The gross margin percentages also trend upward, with Healey forecasting a move from the reported 26.9 per cent in 2020 to 27.7 per cent in 2021, then to 28.2 per cent in 2022.

Meanwhile, Healey also projects the company’s adjusted EBITDA to improve, as he forecasts a jump from the reported $12.5 million and 9.4 per cent margin in 2020 to $14.6 million with a 10.1 per cent margin in 2021, followed by another projected increase to $16.1 million and a 10.3 per cent margin in 2022.

“We believe H2O is undervalued given the resiliency of its business lines, large backlog and synergies it is achieving through M&A,” Healey said. “We expect the O&M backlog to fill out as long-term contracts start to renew, and acquisitive growth will further fuel top-line growth as H2O closes in on its three-year strategic plan objectives well ahead of schedule.”
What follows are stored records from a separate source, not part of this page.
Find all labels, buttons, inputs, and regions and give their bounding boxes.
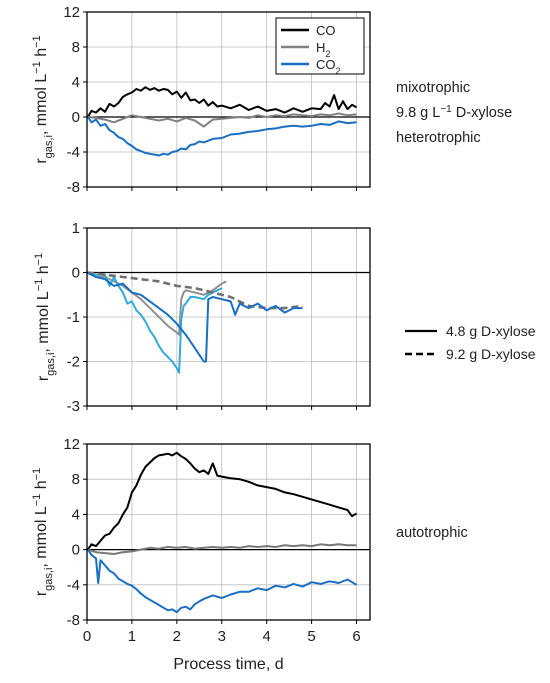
annotation-xylose: 9.8 g L−1 D-xylose <box>396 104 512 122</box>
y-axis-label: rgas,i, mmol L−1 h−1 <box>33 253 57 381</box>
legend-label: 4.8 g D-xylose <box>446 323 536 339</box>
plot-frame <box>86 11 371 188</box>
x-tick-label: 6 <box>352 628 360 645</box>
series-line-co <box>87 451 358 551</box>
series-line-co <box>87 86 358 118</box>
y-tick-label: 12 <box>63 4 80 21</box>
y-tick-label: -8 <box>67 179 80 196</box>
y-tick-label: 0 <box>72 542 80 559</box>
x-tick-label: 5 <box>307 628 315 645</box>
annotation-heterotrophic: heterotrophic <box>396 130 481 146</box>
x-tick-label: 0 <box>83 628 91 645</box>
y-tick-label: 4 <box>72 506 80 523</box>
series-line-co2-9-2-g <box>86 271 303 363</box>
series-line-h2 <box>87 543 357 555</box>
y-tick-label: -3 <box>67 398 80 415</box>
y-tick-label: 4 <box>72 74 80 91</box>
y-tick-label: -4 <box>67 144 80 161</box>
series-line-co2 <box>87 116 357 157</box>
y-tick-label: 1 <box>72 220 80 237</box>
x-tick-label: 4 <box>263 628 271 645</box>
y-tick-label: 8 <box>72 39 80 56</box>
legend-label: H2 <box>316 40 330 59</box>
legend-label: CO <box>316 23 336 38</box>
y-tick-label: -4 <box>67 577 80 594</box>
x-tick-label: 1 <box>128 628 136 645</box>
y-tick-label: -2 <box>67 354 80 371</box>
series-line-co2 <box>87 549 358 614</box>
y-tick-label: -8 <box>67 612 80 629</box>
y-tick-label: 12 <box>63 436 80 453</box>
annotation-mixotrophic: mixotrophic <box>396 80 470 96</box>
panel-xylose-comparison: -3 -2 -1 0 1 rgas,i, mmol L−1 h−1 4.8 g D-xylo… <box>33 220 536 415</box>
y-tick-label: 0 <box>72 265 80 282</box>
x-tick-label: 2 <box>173 628 181 645</box>
y-tick-label: 8 <box>72 471 80 488</box>
legend-label: CO2 <box>316 57 341 76</box>
y-axis-label: rgas,i, mmol L−1 h−1 <box>31 468 55 596</box>
annotation-autotrophic: autotrophic <box>396 525 468 541</box>
series-line-h2-9-2-g <box>86 271 303 310</box>
plot-frame <box>86 443 371 621</box>
y-tick-label: 0 <box>72 109 80 126</box>
x-tick-label: 3 <box>218 628 226 645</box>
y-tick-label: -1 <box>67 309 80 326</box>
y-axis-label: rgas,i, mmol L−1 h−1 <box>31 35 55 163</box>
series-line-h2 <box>87 112 357 128</box>
legend-label: 9.2 g D-xylose <box>446 346 536 362</box>
x-axis-label: Process time, d <box>173 656 283 673</box>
“As H2O grows and diversifies its business, we continue to see it trading upwards towards the peer group multiple. Our 2.4x EV/2022 revenue multiple remains conservative within the peer group given our view on H2O’s growth strategy and potential and shares look attractive here. We believe strong financial performance over the next few quarters and further improving/stabilizing EBITDA margins will lead to share price appreciation. We see H2O as undervalued at these levels and as such are maintaining our target price of $4.00 and our Buy recommendation.”

Overall, H2O Innovation’s stock price has risen 7.5 per cent for the year to date, though it is down 36.1 per cent since spiking to its high point for the year, $3.60/share, on January 26.